Logo que entrei na loja, num início de tarde de um sábado, notei que estava rodando, como sempre faziam, algo interessante, mas que não conhecia. Aliás, não conhecia, mas reconhecia ali elementos que me agradavam muito. Rock alternativo forjado nas guitarras distorcidas, base de baixo bem pronunciada, vozes masculina e feminina se intercalando, bateria forte marcando um ritmo pulsante. Algo entre o indie, o shoegaze, o dream pop, o college, o experimental e o noise rock. Era atmosférico, ruidoso, visceral, melodioso... Lembrava muito Sonic Youth, mas não era, isso eu tinha certeza. Havia algo de Lush, de My Bloody Valentine, de Pixies, mas também dava para ver que não era nenhum deles. De boas, o rapaz da loja me sanou a dúvida: “é este CD aqui”. A capa em si me chamou atenção: uma foto vintage de um camping e as letras em fonte de máquina de escrever, tipo Courier New, escrito apenas o nome do disco e da banda cujo artigo “Os” (“The”), vinha sem a letra “e”: apenas “Th". Era um detalhe, mas muito esquisito e interessante. Tudo aquilo, som, estilo, atmosfera, me cativaram imediatamente. Pronto: paixão. Deu tempo de escolher algum outro disco para levar, mas, claro, não poderia deixar de adicionar à minha sacola também “Lido”, aquele álbum do grupo de rock alternativo londrino ao qual acabava de conhecer Th’ Faith Healers, formado por Roxanne Stephen e Tom Cullinan, nos vocais e guitarras; Ben Hopkin, baixo, e Joe Dilworth, bateria.
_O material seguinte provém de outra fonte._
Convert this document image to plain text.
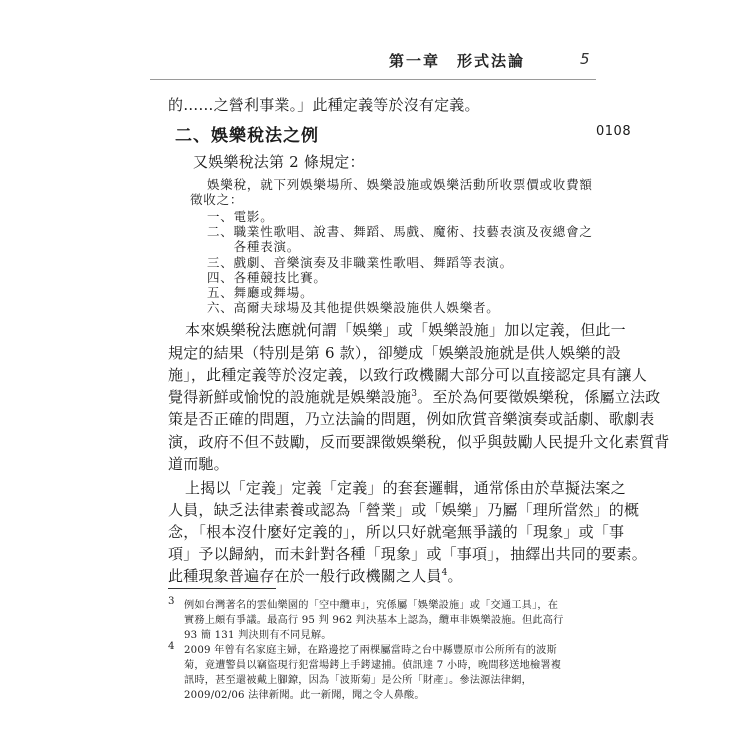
第一章　形式法論	5
的……之營利事業。」此種定義等於沒有定義。
二、娛樂稅法之例	0108
又娛樂稅法第 2 條規定：
娛樂稅，就下列娛樂場所、娛樂設施或娛樂活動所收票價或收費額
徵收之：
一、電影。
二、職業性歌唱、說書、舞蹈、馬戲、魔術、技藝表演及夜總會之
　　各種表演。
三、戲劇、音樂演奏及非職業性歌唱、舞蹈等表演。
四、各種競技比賽。
五、舞廳或舞場。
六、高爾夫球場及其他提供娛樂設施供人娛樂者。
本來娛樂稅法應就何謂「娛樂」或「娛樂設施」加以定義，但此一
規定的結果（特別是第 6 款），卻變成「娛樂設施就是供人娛樂的設
施」，此種定義等於沒定義，以致行政機關大部分可以直接認定具有讓人
覺得新鮮或愉悅的設施就是娛樂設施$^3$。至於為何要徵娛樂稅，係屬立法政
策是否正確的問題，乃立法論的問題，例如欣賞音樂演奏或話劇、歌劇表
演，政府不但不鼓勵，反而要課徵娛樂稅，似乎與鼓勵人民提升文化素質背
道而馳。
上揭以「定義」定義「定義」的套套邏輯，通常係由於草擬法案之
人員，缺乏法律素養或認為「營業」或「娛樂」乃屬「理所當然」的概
念，「根本沒什麼好定義的」，所以只好就毫無爭議的「現象」或「事
項」予以歸納，而未針對各種「現象」或「事項」，抽繹出共同的要素。
此種現象普遍存在於一般行政機關之人員$^4$。
3 例如台灣著名的雲仙樂園的「空中纜車」，究係屬「娛樂設施」或「交通工具」，在
實務上頗有爭議。最高行 95 判 962 判決基本上認為，纜車非娛樂設施。但此高行
93 簡 131 判決則有不同見解。
4 2009 年曾有名家庭主婦，在路邊挖了兩棵屬當時之台中縣豐原市公所所有的波斯
菊，竟遭警員以竊盜現行犯當場銬上手銬逮捕。偵訊達 7 小時，晚間移送地檢署複
訊時，甚至還被戴上腳鐐，因為「波斯菊」是公所「財產」。參法源法律網，
2009/02/06 法律新聞。此一新聞，聞之令人鼻酸。
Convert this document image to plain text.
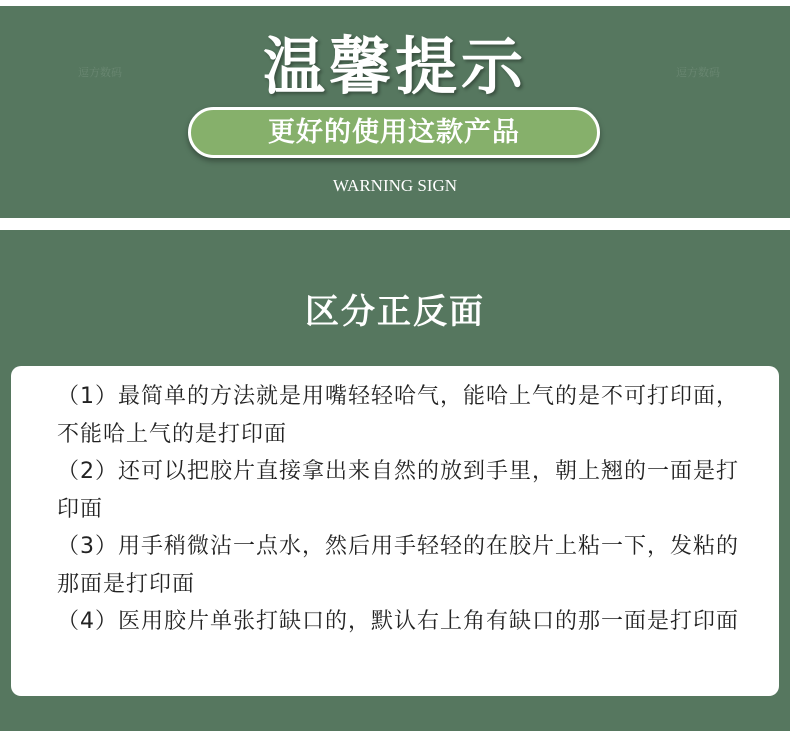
逗方数码	逗方数码
温馨提示
更好的使用这款产品
WARNING SIGN
区分正反面

（1）最简单的方法就是用嘴轻轻哈气，能哈上气的是不可打印面，不能哈上气的是打印面

（2）还可以把胶片直接拿出来自然的放到手里，朝上翘的一面是打印面

（3）用手稍微沾一点水，然后用手轻轻的在胶片上粘一下，发粘的那面是打印面

（4）医用胶片单张打缺口的，默认右上角有缺口的那一面是打印面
Como grandes bandas do underground dos anos 90, a Th’ Faith Healers, tal a Whale, a The La’s e a brasileira 3 Hombres, tem uma carreira curtíssima, mas totalmente assertiva. Tanto que talvez goste até mais do segundo e último disco de estúdio deles, “Imaginary Friend”, de 1994, o qual me motivou, inclusive, a concepção de um conto literário, “Heart Fog”, baseada na música homônima, presente na antologia “Conte uma Canção – Vol. 2”, publicada em 2016 pela Multifoco. Mas “Lido”, além de estar completando 30 anos de seu obscuro lançamento, lá nos idos de 1992, guarda consigo a primazia de ser o trabalho inaugural da banda e o que me fez descobri-la. Além de, claro, merecer estar nesta lista de fundamentais, inclusive já tendo sido responsável pelo primeiro nome do Clyblog, que se chamou por um breve espaço de tempo, em 2008, pelo nome da sua última faixa, a apoteótica “Spin ½”, uma minissinfonia de guitarras altamente distorcidas de quase 10 minutos com samples que sobrevoam, batida cadenciada e loopada a e voz de Roxanne cantarolando um único verso: “Into the sea you must be in the water”. Hipnótica, sensual, inebriante, caótica, tempestuosa, onírica, algo hinduísta. Uma oração ruidosa e barulhenta de um dos melhores finais de discos do rock de todos os tempos, sem exagero.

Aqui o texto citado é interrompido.